Hamish was two and a half when Lisch Nodules were discovered behind his eyes and only six years-old when MRI scans revealed dozens of benign tumours growing throughout his spine, spinal chord and pelvic area.

There is no cure.

“The main concerns are the tumours in Hamish’s neck which pose huge risks,” Libby said.

“Patients have had limbs amputated because of the tumours, but being in the spine and neck is a different scenario altogether.

“Any procedure to remove them would be 

extremely risky. 

“Hamish takes it all in his stride though, never complains and always has a smile on his face.

“We as parents can only hope that trials currently taking place in the USA will come up with a drug to shrink these tumours or at least hold them steady before Hamish loses function of his arms or legs.

There is nothing we can do but hope for a cure,” Libby said. 

Duncan works underground at Northparkes Mines and Libby at Western Wool Marketing three days a week.

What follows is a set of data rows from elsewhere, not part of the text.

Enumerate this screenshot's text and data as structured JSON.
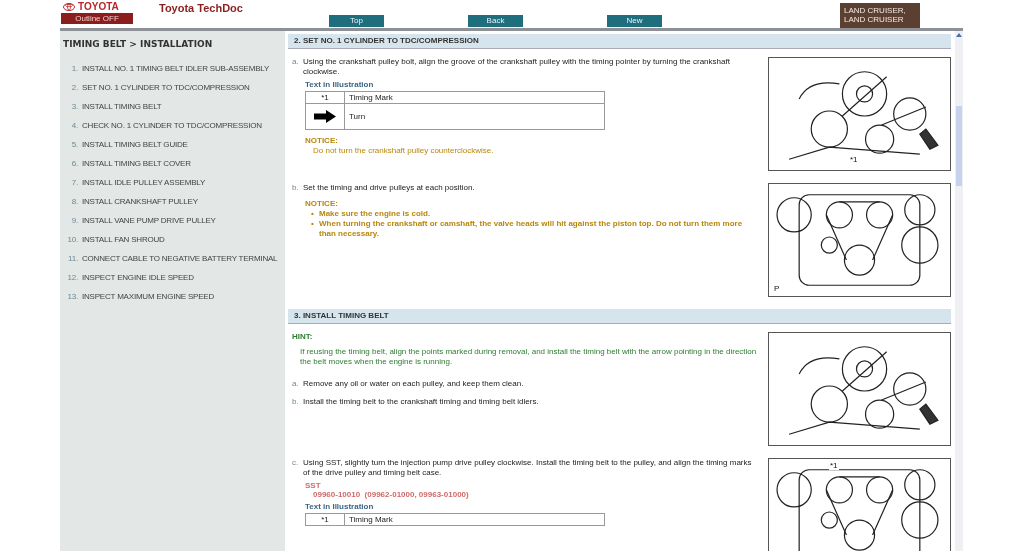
{
  "header": {
    "logo": "TOYOTA",
    "outline_button": "Outline OFF",
    "app_title": "Toyota TechDoc",
    "nav_buttons": [
      "Top",
      "Back",
      "New"
    ],
    "model_tab": [
      "LAND CRUISER,",
      "LAND CRUISER"
    ]
  },
  "sidebar": {
    "title": "TIMING BELT > INSTALLATION",
    "items": [
      {
        "number": "1.",
        "label": "INSTALL NO. 1 TIMING BELT IDLER SUB-ASSEMBLY"
      },
      {
        "number": "2.",
        "label": "SET NO. 1 CYLINDER TO TDC/COMPRESSION"
      },
      {
        "number": "3.",
        "label": "INSTALL TIMING BELT"
      },
      {
        "number": "4.",
        "label": "CHECK NO. 1 CYLINDER TO TDC/COMPRESSION"
      },
      {
        "number": "5.",
        "label": "INSTALL TIMING BELT GUIDE"
      },
      {
        "number": "6.",
        "label": "INSTALL TIMING BELT COVER"
      },
      {
        "number": "7.",
        "label": "INSTALL IDLE PULLEY ASSEMBLY"
      },
      {
        "number": "8.",
        "label": "INSTALL CRANKSHAFT PULLEY"
      },
      {
        "number": "9.",
        "label": "INSTALL VANE PUMP DRIVE PULLEY"
      },
      {
        "number": "10.",
        "label": "INSTALL FAN SHROUD"
      },
      {
        "number": "11.",
        "label": "CONNECT CABLE TO NEGATIVE BATTERY TERMINAL"
      },
      {
        "number": "12.",
        "label": "INSPECT ENGINE IDLE SPEED"
      },
      {
        "number": "13.",
        "label": "INSPECT MAXIMUM ENGINE SPEED"
      }
    ]
  },
  "sections": [
    {
      "heading": "2. SET NO. 1 CYLINDER TO TDC/COMPRESSION",
      "rows": [
        {
          "figure": {
            "label": "*1"
          },
          "blocks": [
            {
              "kind": "step",
              "letter": "a.",
              "text": "Using the crankshaft pulley bolt, align the groove of the crankshaft pulley with the timing pointer by turning the crankshaft clockwise."
            },
            {
              "kind": "illus_table",
              "title": "Text in Illustration",
              "rows": [
                {
                  "key": "*1",
                  "text": "Timing Mark"
                },
                {
                  "text": "Turn"
                }
              ]
            },
            {
              "kind": "notice",
              "title": "NOTICE:",
              "lines": [
                "Do not turn the crankshaft pulley counterclockwise."
              ]
            }
          ]
        },
        {
          "figure": {
            "label": "P"
          },
          "blocks": [
            {
              "kind": "step",
              "letter": "b.",
              "text": "Set the timing and drive pulleys at each position."
            },
            {
              "kind": "notice_bullets",
              "title": "NOTICE:",
              "bullet": "•",
              "lines": [
                "Make sure the engine is cold.",
                "When turning the crankshaft or camshaft, the valve heads will hit against the piston top. Do not turn them more than necessary."
              ]
            }
          ]
        }
      ]
    },
    {
      "heading": "3. INSTALL TIMING BELT",
      "rows": [
        {
          "figure": {},
          "blocks": [
            {
              "kind": "hint",
              "title": "HINT:",
              "text": "If reusing the timing belt, align the points marked during removal, and install the timing belt with the arrow pointing in the direction the belt moves when the engine is running."
            },
            {
              "kind": "step",
              "letter": "a.",
              "text": "Remove any oil or water on each pulley, and keep them clean."
            },
            {
              "kind": "step",
              "letter": "b.",
              "text": "Install the timing belt to the crankshaft timing and timing belt idlers."
            }
          ]
        },
        {
          "figure": {
            "label": "*1"
          },
          "blocks": [
            {
              "kind": "step",
              "letter": "c.",
              "text": "Using SST, slightly turn the injection pump drive pulley clockwise. Install the timing belt to the pulley, and align the timing marks of the drive pulley and timing belt case."
            },
            {
              "kind": "sst",
              "title": "SST",
              "text": "09960-10010  (09962-01000, 09963-01000)"
            },
            {
              "kind": "illus_table",
              "title": "Text in Illustration",
              "rows": [
                {
                  "key": "*1",
                  "text": "Timing Mark"
                }
              ]
            }
          ]
        }
      ]
    }
  ]
}
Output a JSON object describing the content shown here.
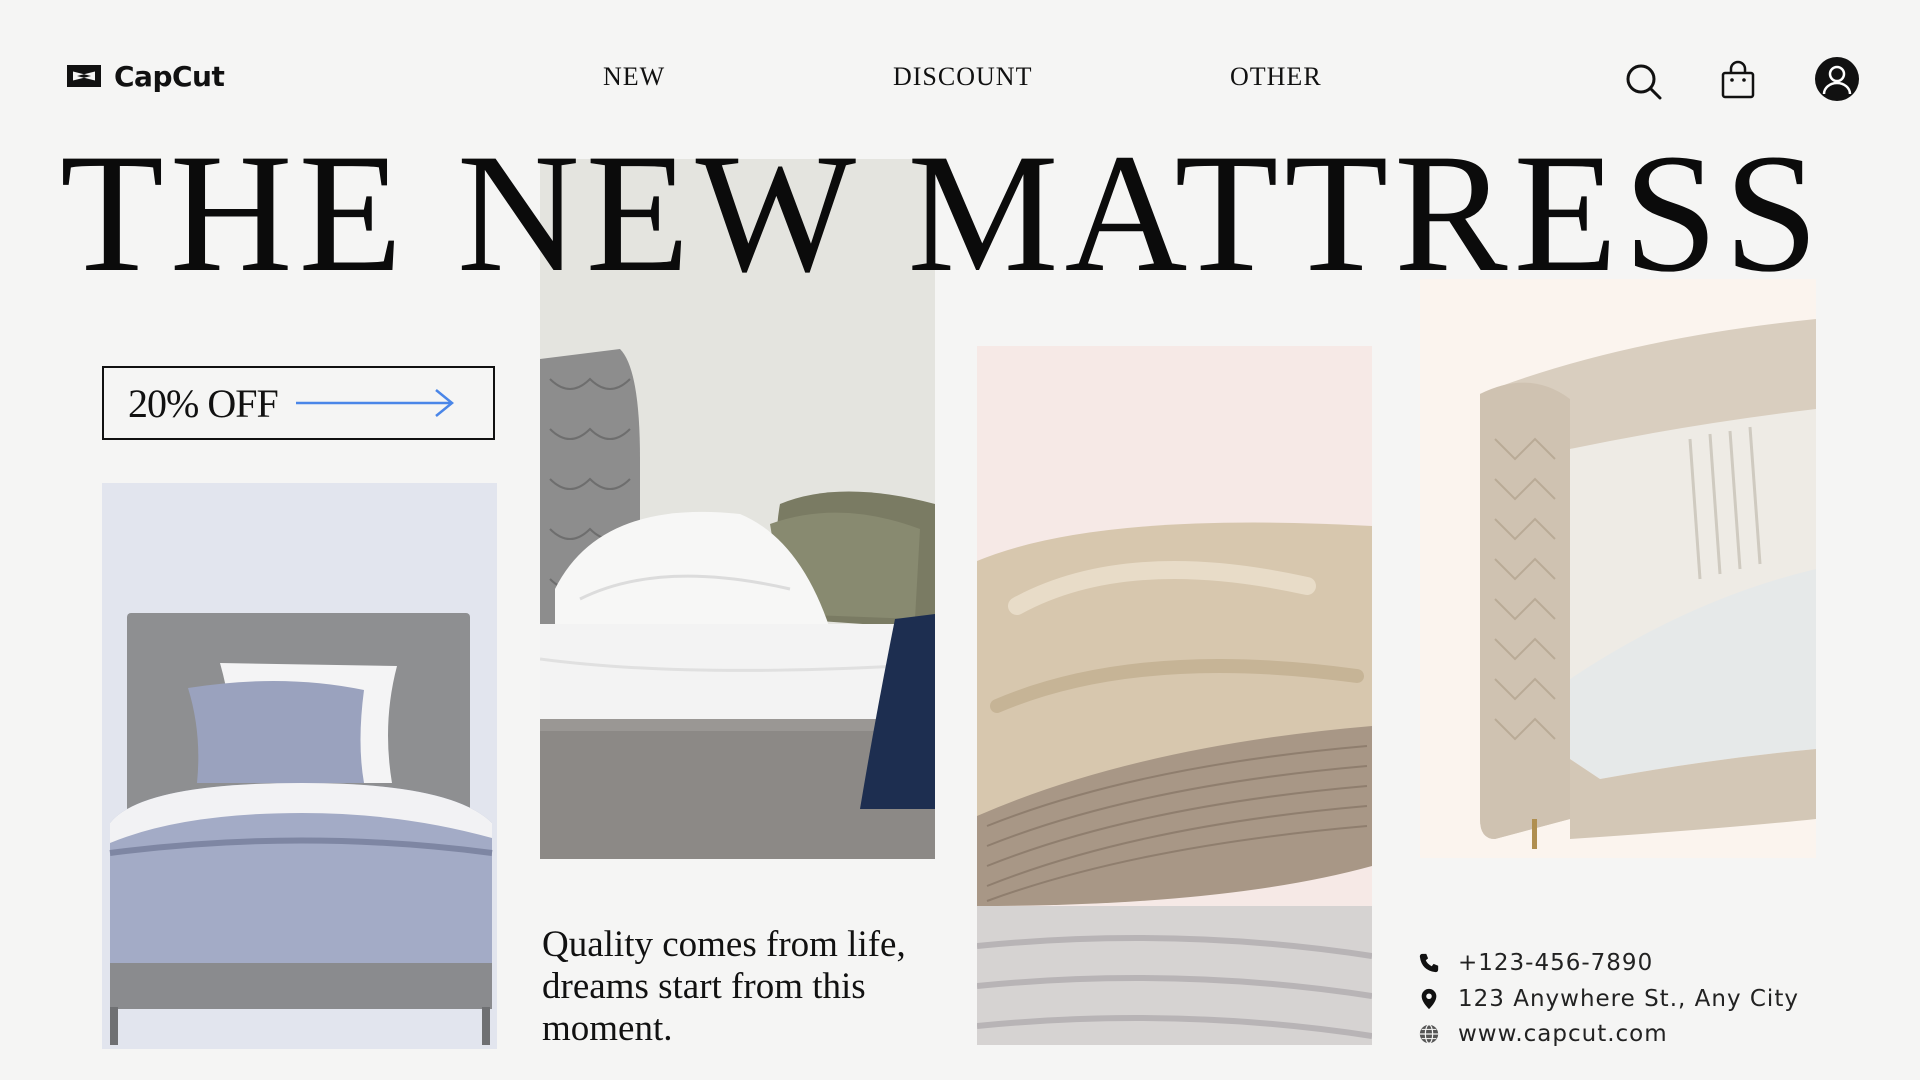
{
  "header": {
    "logo_text": "CapCut",
    "nav": [
      "NEW",
      "DISCOUNT",
      "OTHER"
    ],
    "icons": [
      "search-icon",
      "shopping-bag-icon",
      "user-avatar-icon"
    ]
  },
  "hero": {
    "title": "THE NEW MATTRESS",
    "promo_label": "20% OFF",
    "tagline": "Quality comes from life, dreams start from this moment."
  },
  "photos": [
    "single-bed-photo",
    "pillows-bed-photo",
    "beige-bedding-photo",
    "leather-bed-frame-photo"
  ],
  "contact": {
    "phone": "+123-456-7890",
    "address": "123 Anywhere St., Any City",
    "website": "www.capcut.com"
  },
  "colors": {
    "background": "#f5f5f4",
    "text": "#111111",
    "accent_arrow": "#4a86e8"
  }
}
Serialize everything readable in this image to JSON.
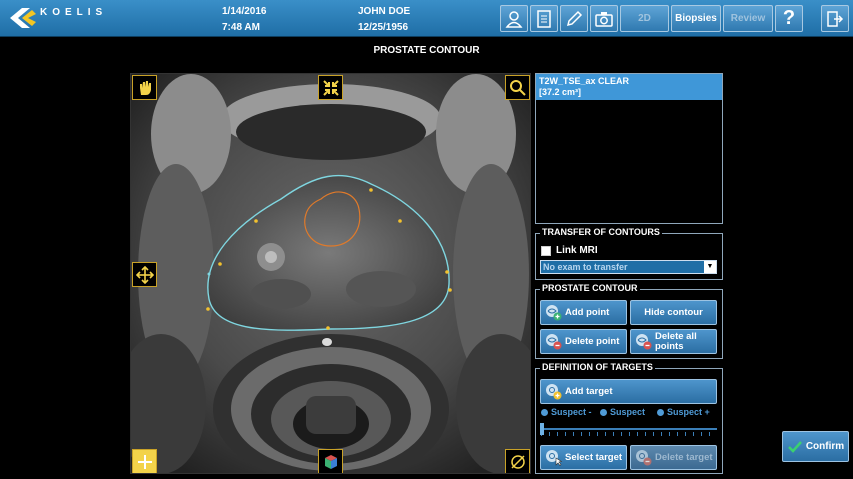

Every three months they take Hamish to Westmead where he undergoes scans and the monitoring process associated with the tumours.

“Hamish is receiving the best of care through the expertise of eight specialists,” Libby said.

“While he is administered medication every night to control the pain and contact sport is totally out of the question, Hamish is a very bright, happy boy who otherwise has a go at anything.

“And I must say he gets wonderful support from the staff and students at Holy Family Catholic School.” 

Learning difficulties are also a common factor of NF.

The family has never sought financial assistance in meeting costs associated with Hamish’s treatment.

However, increased financial support to the Children’s Tumour Foundation of Australia would provide services to help them and Hamish face the frighteningly uncertain future. 

This month communities around Australia are being urged to ‘Step Up’ for NF Awareness Month to raise funds for vital support services.

Fundraising events will take place across Australia throughout May, with communities hosting family-friendly NF Walks to raise funds and awareness. 

Duncan’s sister Mia Lawrence who resides in Broken Hill, is currently in the process of organising a special walk in that city to raise funds.

Residents throughout the Parkes Shire who would like to donate to the appeal can do so by going to https://nfwalk.everydayhero.com/au/broken-hill-step-up-and-step-out-for-nf or by contacting Libby or Duncan on 0417478079 of via email libduncneville@bigpond.com 

Funds raised will help establish state-based Support Workers as part of the Children’s Tumour Foundation of Australia’s plan to roll out a National Support Network.

Increasing national availability of and access to NF support services will form part of the Foundation’s mission to improve the lives and outlook of adults and families coping with the life-changing effects of NF, including Hamish and his parents.

According to Lisa Cheng, CEO of the Children’s Tumour Foundation of Australia (CTF) NF is a lifelong condition with a wide range of severity.

“So while some may suffer from quite visible manifestations, others may go through life not even knowing they have it,” Mrs Cheng said.

“We are currently facing a significant gap in knowledge when it comes to NF, and with that comes a lack in much-needed support services. 

“While there are some great support and care services for children with NF, there are some limitations.

“Access to specialists with experience in NF and location of services are just two. 

“The same level of care and support does not currently extend to adults and young adults in transition from paediatric to adult treatment.”

Mrs Cheng is urging all Australians to Step Up and Step Out for NF all this month. 

“NF Walks are fun events the whole family can get involved with, and they allow communities to raise funds and awareness while meeting other families and building community support.”